I also got a similar error the first time I tried downloading the zip file to Crestle. It’s easier if you use the kaggle-api to download the data.

Here’s a good example of using the api for downloading in Colab.

After following those steps, you can download the bulldozers dataset using:

!kaggle competitions download -c bluebook-for-bulldozers

(Afshin Mokhtari) #537

Thanks… I dont know where the kaggle competitions command above put the files but then I looked at the api docs and found how to tell it explicitly to put the goods in the ~/data/bulldozers directory.

And now I know about the Kaggle API too :slight_smile:

Thanks again

(Matthew Rosenthal) #541

How does l2 regularization improve accuracy?

My understanding of l2 regularization is that it penalizes weights that are far from 0. We are adding a term to the loss function which increases squared with the weight value. So this will force the minimization of the loss function to look for weights that are closer to 0.

Why does that improve accuracy?

(abhik) #542

I have one question, from the MOOC ML course, and really appreciate your help. In Jeremy’s notebook - he uses split_val function to create the validation set (which is the last 12k rows from the data). That being set however, when we are doing set_rf_examples(5000) , it takes random samples from the entire training set for building individual trees for the RF. Isn’t is possible (though the chances are less likely), that some of the samples that went into the validation set may also get picked while building some of the trees in the RF.
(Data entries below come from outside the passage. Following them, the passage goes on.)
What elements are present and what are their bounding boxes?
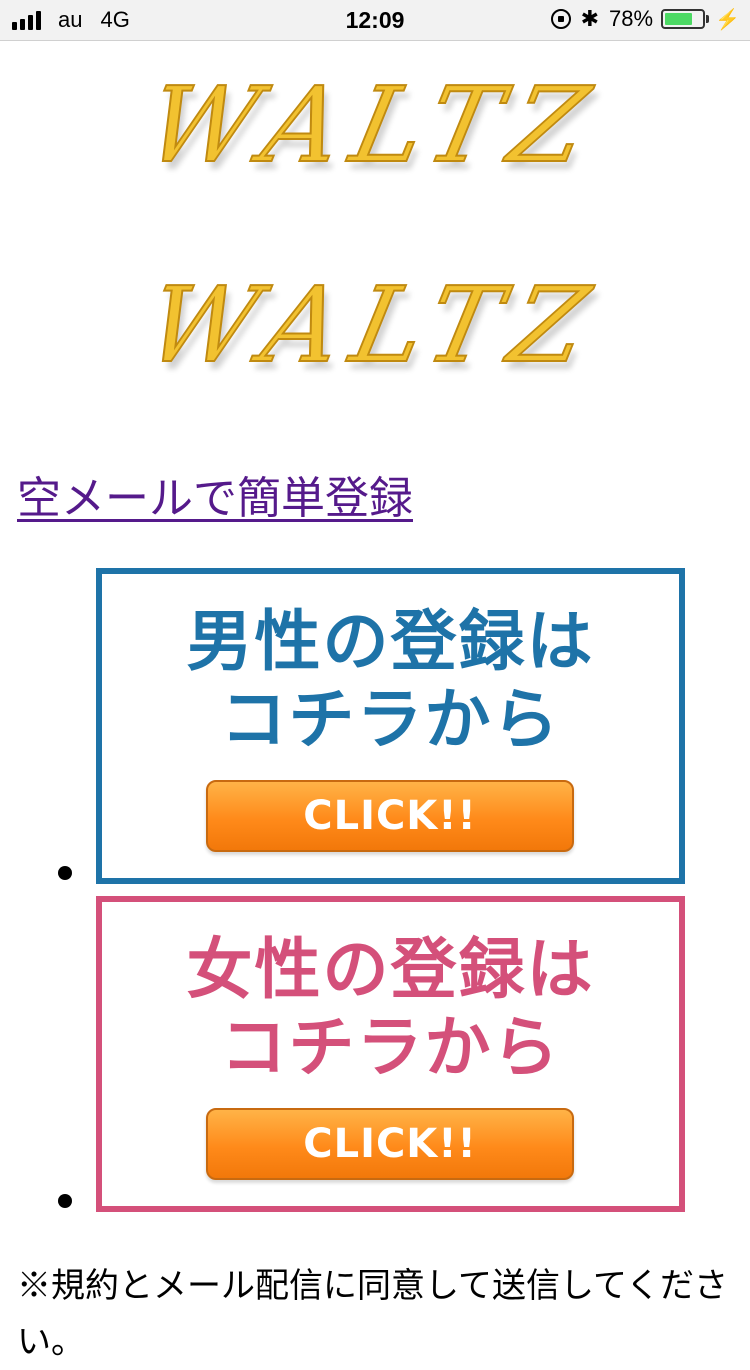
- battery-percent: 78%: [609, 6, 654, 31]
- click-button[interactable]: CLICK!!: [206, 780, 574, 852]
- list-bullet: [58, 866, 72, 880]
- female-register-banner[interactable]: 女性の登録は コチラから CLICK!!: [96, 896, 685, 1212]
- banner-title: 女性の登録は: [186, 931, 595, 1008]
- rotation-lock-icon: [550, 9, 571, 29]
- banner-title: 男性の登録は: [186, 603, 595, 680]
- consent-notice: ※規約とメール配信に同意して送信してください。: [17, 1266, 728, 1362]
- empty-mail-register-link[interactable]: 空メールで簡単登録: [17, 462, 413, 526]
- male-register-banner[interactable]: 男性の登録は コチラから CLICK!!: [96, 568, 685, 884]
- logo-text: WALTZ: [137, 263, 614, 387]
- banner-subtitle: コチラから: [220, 681, 561, 758]
- battery-cap: [706, 15, 710, 23]
- waltz-logo: WALTZ: [137, 63, 614, 187]
- battery-icon: [661, 9, 706, 29]
- status-right: ✱ 78% ⚡: [550, 6, 740, 32]
- waltz-logo-secondary[interactable]: WALTZ: [137, 263, 614, 387]
- charging-bolt-icon: ⚡: [715, 8, 740, 31]
- logo-text: WALTZ: [137, 63, 614, 187]
- click-button[interactable]: CLICK!!: [206, 1108, 574, 1180]
- bluetooth-icon: ✱: [580, 6, 600, 31]
- status-bar: au 4G 12:09 ✱ 78% ⚡: [0, 0, 750, 41]
- battery-fill: [665, 13, 693, 25]
- banner-subtitle: コチラから: [220, 1009, 561, 1086]
- list-bullet: [58, 1194, 72, 1208]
Isn’t the general rule of thumb that the train and validation sample kept separate ?. here is the sample code I am referring to -

def split_vals(a,n): return a[:n], a[n:]
n_valid = 12000
n_trn = len(df_trn)-n_valid
X_train, X_valid = split_vals(df_trn, n_trn)
y_train, y_valid = split_vals(y_trn, n_trn)
raw_train, raw_valid = split_vals(df_raw, n_trn)


Really appreciate your help. If this is answered in other section or other following sessions, I apologize and can read / listen to it, Thanks for your help.

(Jeremy Howard) #544

We only pass the training set to the RF, not the validation set.